I wonder if you watched the rest of the video, and whether your opinion changed at all? Anyway, also see some of the comments on the paper (start here) for some idea of what has impressed people. I'd say it's the convergence of a number of different interesting ideas, some of which are new and some of which are just well-executed or combined in a novel way.

hear hear fwiw

(in the great tradition of /. i haven't RTFA yet)

...thank goodness somebody out there isn't willing to sit still with the status quo. i think we need more possibly-hare-brained schemes like these as an occasional shot-in-the-arm, fire-under-the-ass.

One of the main differences

One of the main differences is that it offloads a lot of the work onto the computer. Whereas pattern matching as seen in Haskell etc will check cases sequentially. In other words, it ensures that functions are total, and that there are no overlaps between cases (it provides automatic resolution when it is introduced).

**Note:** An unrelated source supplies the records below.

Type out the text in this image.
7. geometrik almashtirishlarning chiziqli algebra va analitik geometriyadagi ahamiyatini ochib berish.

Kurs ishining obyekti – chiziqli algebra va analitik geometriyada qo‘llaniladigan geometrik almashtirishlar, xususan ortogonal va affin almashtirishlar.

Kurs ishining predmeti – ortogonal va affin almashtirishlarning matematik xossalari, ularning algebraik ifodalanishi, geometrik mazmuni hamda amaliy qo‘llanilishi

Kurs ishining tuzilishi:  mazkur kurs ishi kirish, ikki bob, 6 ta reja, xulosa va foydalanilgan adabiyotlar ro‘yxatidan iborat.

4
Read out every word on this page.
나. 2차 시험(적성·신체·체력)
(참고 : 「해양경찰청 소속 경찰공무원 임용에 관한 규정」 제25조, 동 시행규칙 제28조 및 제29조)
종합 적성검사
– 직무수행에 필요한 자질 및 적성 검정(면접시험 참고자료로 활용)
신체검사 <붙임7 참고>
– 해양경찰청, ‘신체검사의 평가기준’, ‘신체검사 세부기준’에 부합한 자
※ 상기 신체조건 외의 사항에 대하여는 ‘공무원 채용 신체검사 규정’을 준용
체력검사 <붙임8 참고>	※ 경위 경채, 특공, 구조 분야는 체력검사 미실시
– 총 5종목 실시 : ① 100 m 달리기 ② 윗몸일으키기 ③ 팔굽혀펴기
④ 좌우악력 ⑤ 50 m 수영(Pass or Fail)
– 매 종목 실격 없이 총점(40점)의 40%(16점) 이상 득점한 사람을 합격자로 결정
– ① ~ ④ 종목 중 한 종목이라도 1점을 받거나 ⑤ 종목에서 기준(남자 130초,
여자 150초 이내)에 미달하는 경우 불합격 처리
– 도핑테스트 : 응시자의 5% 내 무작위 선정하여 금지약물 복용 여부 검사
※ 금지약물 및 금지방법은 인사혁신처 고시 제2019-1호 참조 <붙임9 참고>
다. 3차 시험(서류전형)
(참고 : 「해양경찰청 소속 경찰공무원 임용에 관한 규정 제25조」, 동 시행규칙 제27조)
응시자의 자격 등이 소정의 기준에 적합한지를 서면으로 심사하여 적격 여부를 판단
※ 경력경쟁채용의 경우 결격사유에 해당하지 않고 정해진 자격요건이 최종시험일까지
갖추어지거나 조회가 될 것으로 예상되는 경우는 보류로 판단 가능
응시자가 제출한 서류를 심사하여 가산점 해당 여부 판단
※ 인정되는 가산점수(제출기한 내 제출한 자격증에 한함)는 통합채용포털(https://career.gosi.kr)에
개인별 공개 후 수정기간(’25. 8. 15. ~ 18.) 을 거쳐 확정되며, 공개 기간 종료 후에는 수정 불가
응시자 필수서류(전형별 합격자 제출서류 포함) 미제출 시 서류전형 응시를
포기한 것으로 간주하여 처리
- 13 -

Each column may be viewed in isolation from the others (assuming the tree within doesn't depend on other columns with disjoint conditions).

There are also some other very cool ideas involved. Writing code for a particular example case, such that it is evaluated right in the IDE as you work on it. Function tree expanding to debug. Function names as comments not identifiers. Probably more, even.

I would like to see him use this on more complicated, user defined predicates, though. That would really be something. It would require some voodoo to have all the capability of the integer/bool types, I think.

Epigram and LOOP

I was reminded of the way Epigram calculates the possible patterns,
and you just have to request a case analysis. Coverage is definitely not decidable for the dependent case, and it doesn't have a nice interface for modifying your cases, but I think a lot of the interface elements might actually carry over pretty well.

The scope rule in Olin Shiver's LOOP macro would handle interesting
sharing of subcomputations like the examples with the graphical syntax,
but I don't think it's packaged as a separate "bdr-let".

Polymorphism part was slightly confusing

He's right of course that virtual function tables are essentially just branching based on type, but the innovation in it is that you define how a Dog should sound in the Dog class, and how the Duck should sound in the Duck class, rather than having a giant switch in an all encompassing MakeNoise function. In the video he seems to make the giant switch, but tries to justify that this is OK because of Subtext's 'focus' feature. Based on what was shown it looks like he could also have specified how the function should behave for classes totally outside the Attack class hierarchy. Also, the Ranged class didn't automatically inherit the power value from Physical as would happen in Java. I'm not sure whether these are bugs or features.